Text Alignment Network

The Text Alignment Network (TAN) is a suite of XML encoding formats and associated rules and recommended practices, intended to serve anyone who wishes to encode, exchange, and study translations, paraphrases, adaptations, quotations, and other varieties of text reuse.

The XML encoding formats behind TAN have been designed to be maximally readable and editable by both humans and machines, to be useful for any program or tool that wishes to support the TAN format, and to be both syntactically and semantically interoperable. The TAN format is suitable not only for export/import but, in many cases, for native use.

Built upon stand-off annotation, the TAN format allows scholars to edit and study the same texts independently and collaboratively. TAN schemas are written not only to ensure validation, but to provide feedback and assistance to anyone editing and correcting TAN files. Because the format has well-defined rules, it comes with a library of functions that definitively interpret the format and pre-process the files, thereby assisting developers creating TAN-based tools and applications.

TAN is meant primarily to support research in linguistics, translation studies, and the humanities—any scholarly field concerned with the interpretation of textual reuse or versions of texts. The format is designed to handle any text written in a Unicode-supported writing system, and from any period, from antiquity to the recent past.

Although expressive of scholarly nuance and complexity, TAN files are meant to benefit everyone, to be used in broad applications such as multilingual publishing, language learning, and machine translation.

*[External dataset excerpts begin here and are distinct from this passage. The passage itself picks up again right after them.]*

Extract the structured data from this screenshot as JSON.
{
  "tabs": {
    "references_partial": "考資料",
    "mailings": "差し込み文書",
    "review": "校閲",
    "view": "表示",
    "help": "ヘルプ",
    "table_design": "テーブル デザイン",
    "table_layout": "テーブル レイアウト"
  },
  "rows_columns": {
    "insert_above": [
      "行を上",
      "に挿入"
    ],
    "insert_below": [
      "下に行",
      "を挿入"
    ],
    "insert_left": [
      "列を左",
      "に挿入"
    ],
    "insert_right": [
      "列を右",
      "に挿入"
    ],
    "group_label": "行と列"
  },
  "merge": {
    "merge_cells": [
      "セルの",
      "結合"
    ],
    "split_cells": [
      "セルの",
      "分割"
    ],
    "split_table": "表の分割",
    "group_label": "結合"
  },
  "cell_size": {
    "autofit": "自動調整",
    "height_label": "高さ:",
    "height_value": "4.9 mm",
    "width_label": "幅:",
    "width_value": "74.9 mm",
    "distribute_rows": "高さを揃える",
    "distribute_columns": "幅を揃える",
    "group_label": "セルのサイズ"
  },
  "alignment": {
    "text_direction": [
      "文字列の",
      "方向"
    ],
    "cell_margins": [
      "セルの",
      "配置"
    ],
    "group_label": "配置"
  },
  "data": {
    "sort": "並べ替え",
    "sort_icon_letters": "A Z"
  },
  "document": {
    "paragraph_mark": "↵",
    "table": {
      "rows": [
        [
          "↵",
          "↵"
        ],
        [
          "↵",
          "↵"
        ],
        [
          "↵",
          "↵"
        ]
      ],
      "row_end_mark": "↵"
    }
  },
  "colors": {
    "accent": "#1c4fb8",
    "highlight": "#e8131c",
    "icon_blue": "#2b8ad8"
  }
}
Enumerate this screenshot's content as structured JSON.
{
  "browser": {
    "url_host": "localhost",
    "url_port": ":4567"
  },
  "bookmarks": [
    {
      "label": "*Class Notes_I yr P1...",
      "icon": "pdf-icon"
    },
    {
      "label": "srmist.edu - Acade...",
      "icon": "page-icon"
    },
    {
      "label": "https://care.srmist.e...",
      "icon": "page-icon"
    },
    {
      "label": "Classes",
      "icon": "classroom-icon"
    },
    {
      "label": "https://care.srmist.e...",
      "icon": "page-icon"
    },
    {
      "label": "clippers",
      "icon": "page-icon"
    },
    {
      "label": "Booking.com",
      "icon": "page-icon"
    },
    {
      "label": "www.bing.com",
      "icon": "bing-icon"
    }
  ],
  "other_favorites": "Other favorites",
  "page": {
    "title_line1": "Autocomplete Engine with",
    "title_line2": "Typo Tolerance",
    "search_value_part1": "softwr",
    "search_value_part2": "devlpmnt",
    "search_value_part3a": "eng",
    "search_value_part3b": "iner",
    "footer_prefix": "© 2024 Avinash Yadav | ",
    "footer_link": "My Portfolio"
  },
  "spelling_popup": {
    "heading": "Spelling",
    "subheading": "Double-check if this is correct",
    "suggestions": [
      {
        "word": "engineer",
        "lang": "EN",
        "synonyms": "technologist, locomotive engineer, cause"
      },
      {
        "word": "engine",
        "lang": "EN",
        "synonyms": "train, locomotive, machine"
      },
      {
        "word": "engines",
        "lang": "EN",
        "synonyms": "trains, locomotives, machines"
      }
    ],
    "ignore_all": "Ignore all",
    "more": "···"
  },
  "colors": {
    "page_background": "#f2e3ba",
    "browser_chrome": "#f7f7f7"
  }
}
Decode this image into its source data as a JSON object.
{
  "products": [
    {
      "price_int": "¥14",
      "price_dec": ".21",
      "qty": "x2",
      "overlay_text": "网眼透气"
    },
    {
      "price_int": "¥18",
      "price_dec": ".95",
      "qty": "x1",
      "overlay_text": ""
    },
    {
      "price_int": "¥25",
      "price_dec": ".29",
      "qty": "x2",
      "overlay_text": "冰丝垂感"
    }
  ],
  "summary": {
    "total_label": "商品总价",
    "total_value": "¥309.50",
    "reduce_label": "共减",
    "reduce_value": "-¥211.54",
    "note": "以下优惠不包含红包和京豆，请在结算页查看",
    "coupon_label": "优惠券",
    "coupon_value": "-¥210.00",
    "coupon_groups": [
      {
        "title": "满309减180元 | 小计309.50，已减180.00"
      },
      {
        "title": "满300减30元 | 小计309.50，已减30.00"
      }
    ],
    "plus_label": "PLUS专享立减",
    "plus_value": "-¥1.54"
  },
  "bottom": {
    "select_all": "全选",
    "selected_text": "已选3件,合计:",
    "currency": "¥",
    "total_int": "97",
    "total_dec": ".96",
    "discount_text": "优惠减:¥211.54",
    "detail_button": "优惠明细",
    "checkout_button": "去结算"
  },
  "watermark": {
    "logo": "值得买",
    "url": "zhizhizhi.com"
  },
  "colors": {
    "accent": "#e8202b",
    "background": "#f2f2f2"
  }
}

The rationale for TAN can be summarized:

  1. There are many methods, but none standard and few shared.
  2. Those methods that are shared do not allow interoperability. That is, if two versions of a single work are encoded independently using the same method, they are unlikely to be interchangable without some human intervention. And that intervention must be repeated for every new pair of texts to be aligned.
  3. Existing methods enforce or allow varying degrees of syntactic interoperability (markup syntax and structure) and little if any semantic interoperability (markup meaning).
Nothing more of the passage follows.